Dr. Rod Waddington, PhD, recently published an article about his doctoral research which incorporated action learning as a central intervention. His article, Improving the work climate in a TVET [Technical & Vocational Education} college through changing conversations, tracks his intervention as Human Resource Development (HRD) Manager in a college in South Africa that had five campuses.
Organisational toxicity and its impacts
The college was characterised by a toxic workplace that resulted in both physical and psychological problems for employees, both managers and staff. Rod discussed the toxicity of the organisation in terms of the “toxic triangle” described in the article by Padilla, Hogan & Kaiser, The toxic triangle: Destructive leaders, susceptible followers, and conducive environments.
Rod was then able to address the three elements that contributed to toxicity in the college – toxic leaders, toxic followers and a toxic organisational context (systems, processes and procedures that enabled toxicity to develop and grow). Toxic leaders were identified as displaying narcissistic tendencies and traits in that they micromanaged, abused and bullied staff, failed to address poor behaviour (in part, because of favouritism), threw tantrums and undermined engagement, productivity and wellness of managers and staff.
The Action Learning Group
Rod was able to create an action learning group (action learning set) comprising a representative group of nine managers who managed campuses and reported to the Corporate Centre where the HRD manager worked. His description of this approach to organisational intervention was in terms of engaging people who were directly impacted by, and were contributeding to, the toxic organisational environment:
I had to learn to adopt an inclusive, participative, democratic paradigm to guide a bottom-up approach. I thus recruited other managers as participants, co-researchers and change agents to constitute an action learning set. (p.9)
The Action Learning Process
Rod chose to use a process of drawing and story telling to capture the experiences and feelings of the managers who formed the action learning group. He provided a large calico sheet for them to draw on and space around a central drawing of a river which symbolised the flow of events and the connectedness and interdependence of the group members.
In the first instance, the managers in the participating group were invited to identify events that contributed to their experience of trauma and stress. The invitation to draw and use colours and shapes engaged their right brain and moved them away from their usual mode of thinking – thus providing some sense of safety in exchanging information that was self-disclosing and uncomfortable, leaving them vulnerable.
The story telling or narrative that followed the drawings enabled the managers to articulate what they each had been feeling for a long time but that they had denied, submerged and kept hidden from others.

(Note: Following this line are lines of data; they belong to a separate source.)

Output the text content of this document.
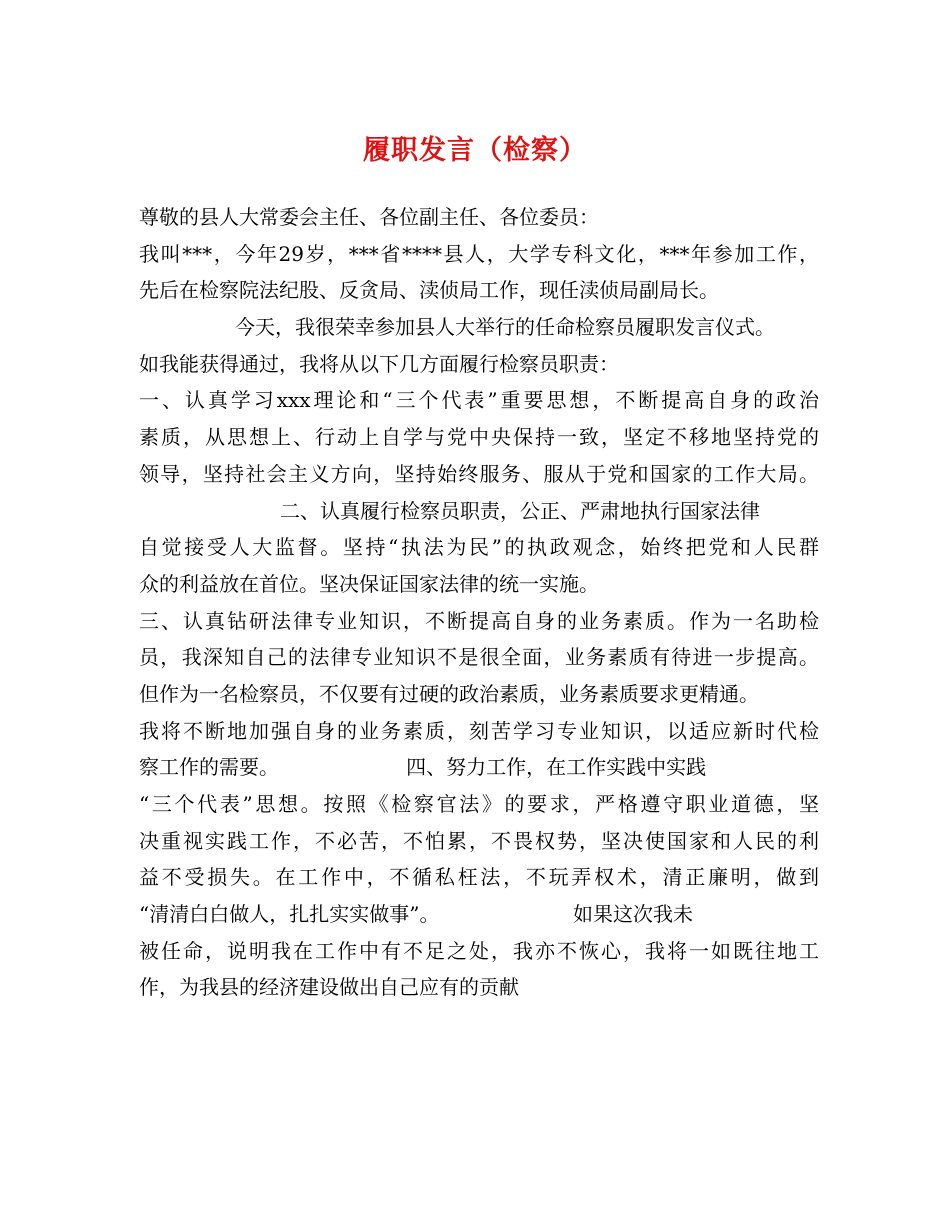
履职发言（检察）
尊敬的县人大常委会主任、各位副主任、各位委员：
我叫***，今年29岁，***省****县人，大学专科文化，***年参加工作，
先后在检察院法纪股、反贪局、渎侦局工作，现任渎侦局副局长。
今天，我很荣幸参加县人大举行的任命检察员履职发言仪式。
如我能获得通过，我将从以下几方面履行检察员职责：
一、认真学习xxx理论和“三个代表”重要思想，不断提高自身的政治
素质，从思想上、行动上自学与党中央保持一致，坚定不移地坚持党的
领导，坚持社会主义方向，坚持始终服务、服从于党和国家的工作大局。
二、认真履行检察员职责，公正、严肃地执行国家法律
自觉接受人大监督。坚持“执法为民”的执政观念，始终把党和人民群
众的利益放在首位。坚决保证国家法律的统一实施。
三、认真钻研法律专业知识，不断提高自身的业务素质。作为一名助检
员，我深知自己的法律专业知识不是很全面，业务素质有待进一步提高。
但作为一名检察员，不仅要有过硬的政治素质，业务素质要求更精通。
我将不断地加强自身的业务素质，刻苦学习专业知识，以适应新时代检
察工作的需要。                    四、努力工作，在工作实践中实践
“三个代表”思想。按照《检察官法》的要求，严格遵守职业道德，坚
决重视实践工作，不必苦，不怕累，不畏权势，坚决使国家和人民的利
益不受损失。在工作中，不循私枉法，不玩弄权术，清正廉明，做到
“清清白白做人，扎扎实实做事”。                     如果这次我未
被任命，说明我在工作中有不足之处，我亦不恢心，我将一如既往地工
作，为我县的经济建设做出自己应有的贡献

The process gave them permission to be honest in their communication with each other because it helped them to realise that they were not alone in their experience of personal hurt and dissatisfaction.

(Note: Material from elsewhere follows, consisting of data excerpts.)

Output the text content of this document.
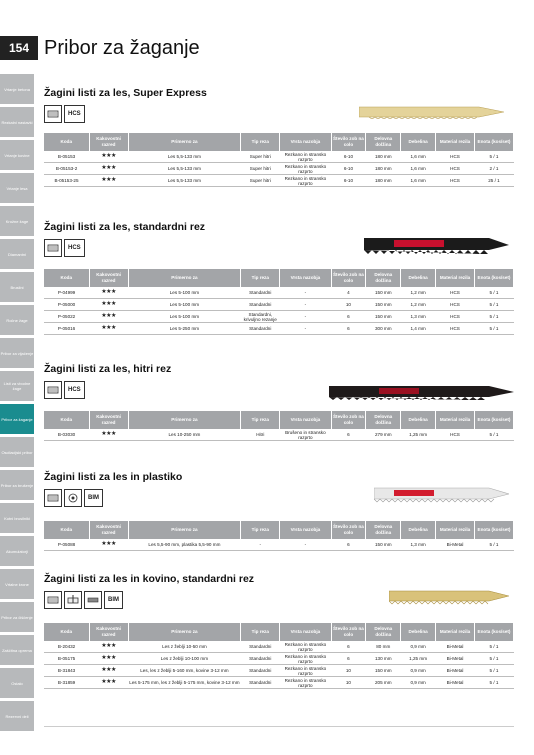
154 Pribor za žaganje
Vrtanje betona
Rezkalni nastavki
Vrtanje kovine
Vrtanje lesa
Krožne žage
Diamantni
Brusilni
Ročne žage
Pribor za vijačenje
Listi za vbodne žage
Pribor za žaganje
Oscilacijski pribor
Pribor za brušenje
Kotni brusilniki
Akumulatorji
Vrtalne krone
Pribor za čiščenje
Zaščitna oprema
Ostalo
Rezervni deli
Žagini listi za les, Super Express
HCS
Koda	Kakovostni razred	Primerno za	Tip reza	Vrsta nazobja	Število zob na colo	Delovna dolžina	Debelina	Material rezila	Enota (kos/set)
B-05153	★★★	Les 5,5-133 mm	Super hitri	Rezkano in stransko razprto	6-10	180 mm	1,6 mm	HCS	5 / 1
B-05153-2	★★★	Les 5,5-133 mm	Super hitri	Rezkano in stransko razprto	6-10	180 mm	1,6 mm	HCS	2 / 1
B-05153-25	★★★	Les 5,5-133 mm	Super hitri	Rezkano in stransko razprto	6-10	180 mm	1,6 mm	HCS	25 / 1
Žagini listi za les, standardni rez
HCS
Koda	Kakovostni razred	Primerno za	Tip reza	Vrsta nazobja	Število zob na colo	Delovna dolžina	Debelina	Material rezila	Enota (kos/set)
P-04999	★★★	Les 5-100 mm	Standardni	-	4	150 mm	1,2 mm	HCS	5 / 1
P-05000	★★★	Les 5-100 mm	Standardni	-	10	150 mm	1,2 mm	HCS	5 / 1
P-05022	★★★	Les 5-100 mm	Standardni, krivuljno rezanje	-	6	150 mm	1,3 mm	HCS	5 / 1
P-05016	★★★	Les 5-250 mm	Standardni	-	6	300 mm	1,4 mm	HCS	5 / 1
Žagini listi za les, hitri rez
HCS
Koda	Kakovostni razred	Primerno za	Tip reza	Vrsta nazobja	Število zob na colo	Delovna dolžina	Debelina	Material rezila	Enota (kos/set)
B-03030	★★★	Les 10-250 mm	Hitri	Brušeno in stransko razprto	6	279 mm	1,25 mm	HCS	5 / 1
Žagini listi za les in plastiko
BIM
Koda	Kakovostni razred	Primerno za	Tip reza	Vrsta nazobja	Število zob na colo	Delovna dolžina	Debelina	Material rezila	Enota (kos/set)
P-05088	★★★	Les 5,5-90 mm, plastika 5,5-90 mm	-	-	6	150 mm	1,3 mm	Bi-Metal	5 / 1
Žagini listi za les in kovino, standardni rez
BIM
Koda	Kakovostni razred	Primerno za	Tip reza	Vrsta nazobja	Število zob na colo	Delovna dolžina	Debelina	Material rezila	Enota (kos/set)
B-20432	★★★	Les z žeblji 10-50 mm	Standardni	Rezkano in stransko razprto	6	80 mm	0,9 mm	Bi-Metal	5 / 1
B-05175	★★★	Les z žeblji 10-100 mm	Standardni	Rezkano in stransko razprto	6	130 mm	1,25 mm	Bi-Metal	5 / 1
B-31843	★★★	Les, les z žeblji 5-160 mm, kovine 3-12 mm	Standardni	Rezkano in stransko razprto	10	150 mm	0,9 mm	Bi-Metal	5 / 1
B-31859	★★★	Les 5-175 mm, les z žeblji 5-175 mm, kovine 3-12 mm	Standardni	Rezkano in stransko razprto	10	205 mm	0,9 mm	Bi-Metal	5 / 1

The participating managers identified different feelings – a strong sense of abandonment through lack of support, devalued because they were not listened to, dehumanised because they were verbally abused and hopelessness because there was no positivity or direction provided.
In a second round of drawings, the managers were asked to develop a picture of a changed workplace which incorporated the values that had been denied through the toxicity of the work environment. This second drawing enabled the managers to tap into a sense of empowerment and hope that they could create an environment conductive to improved personal physical and mental health and to the development of an organisation characterised by wellness and mutual respect.
Outcomes of the Action Learning Process
Participants started to admit their own feelings as well as the part they themselves played in perpetuating the toxic environment. This growth in self-awareness enabled them to move from helplessness and self-blame to take up the “agency and responsibility” offered to them through the action learning process. In this way, they developed skills in self-management. Hence, the intervention overall enabled the development of managerial agency for the participant managers.
The focus of conversation amongst the managers moved from negative thoughts and stories to discussion focused on hope and aspiration. A key outcome was the development of a sense of responsibility, not only for their own area of responsibility but also for the organisation as a whole. This was reflected in the managers’ agreement to initiate a “values campaign” in their areas of responsibility based on five core values – inclusiveness, participation, trust, empowerment and consultation. They developed an agreed format for posters to be used as part of this “values advocacy”.
Through the processes of drawing, sharing and reflecting, participants built trust in each other, changed their mind-sets, developed better coping skills and increased resilience as proactive change managers.
The action learning process and the development of mindfulness
The action learning process enabled the participant managers to grow in mindfulness – becoming increasingly aware of themselves and the impact of their thoughts, feelings and behaviour on their organisational environment. Along with this increased self-awareness, they developed enhanced self-management skills, taking up responsibility for shaping their work environment and becoming more assertive in communicating and pursuing their own needs and those of their staff.
The participant managers were able to develop awareness through a clear focus on improving a toxic work environment and doing so in a non-judgmental way, moving from self-blame and blaming others to acting to improve the situation for all who were experiencing the pain and suffering resulting from organisational toxicity. So, they were motivated not only to remove their own pain and suffering but also that of others affected by the work environment. This then reflects compassion , a key feature of emotional intelligence and mindful leadership.
[Note: Dr. Rod Waddington published the abovementioned article with co-author, Leslie Wood, Research Professor, Faculty of Education Sciences, North-West University, South Africa.]